Turkey on Friday rejected as a "smear" campaign claims by Twitter that thousands of fake profiles had been set up to boost support for President Recep Tayyip Erdogan.

Turkey on Friday rejected as a “smear” campaign claims by Twitter that thousands of fake profiles had been set up to boost support for President Recep Tayyip Erdogan.

Twitter said more than 7,300 accounts were detected in early 2020 with the primary aim of propping up Erdogan and his ruling party — all of which have since been deleted.

They were among over 32,000 accounts removed by Twitter which said they were used by China, Russia and Turkey for propaganda, to sow misinformation or attack critics.

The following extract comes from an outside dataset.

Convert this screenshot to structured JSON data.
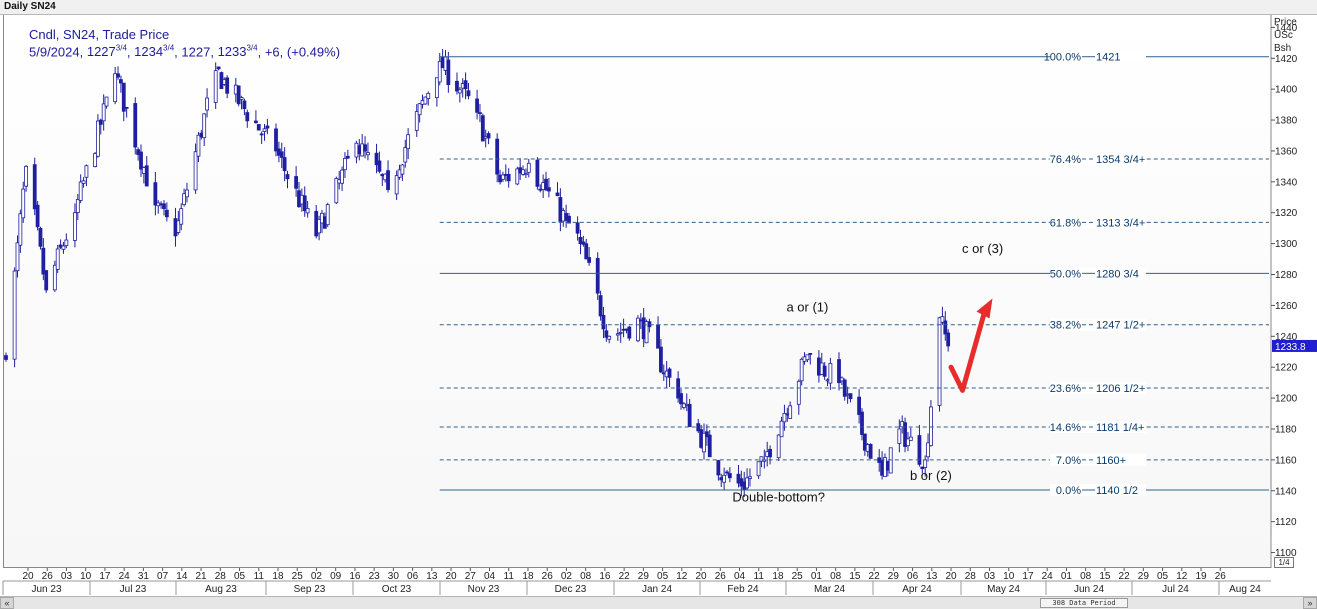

“The company’s allegations that those accounts were ‘fake’ profiles designed to support the President and that they were single-handedly managed by a central authority are untrue,” Erdogan’s communications director Fahrettin Altun said on Twitter.

He said the “attempt to smear the Government of Turkey and a popular political movement is unacceptable”.

Altun accused the social media network of being a “propaganda machine with certain political and ideological inclinations”.

Turkish authorities have previously imposed temporary blocks on Twitter and other social media during crises, for example following an airstrike in Syria’s Idlib which killed dozens of Turkish soldiers in February this year.

In December 2015, Turkey’s communications regulator issued an unprecedented fine on Twitter for allowing the publication of content deemed to justify terror.

Erdogan has previously hit out at Twitter, once comparing social media to a “knife in the hand of a murderer” and saying “I don’t like to tweet, schmeet.”

His aversion dates back to anti-government protests in 2013, which were often mobilised by Twitter and Facebook posts.

Altun warned Twitter against such steps, including an attempt to portray Turkey “in a certain political light.

“We would like to remind this company of the eventual fate of a number of organisations, which attempted to take similar steps in the past,” he said.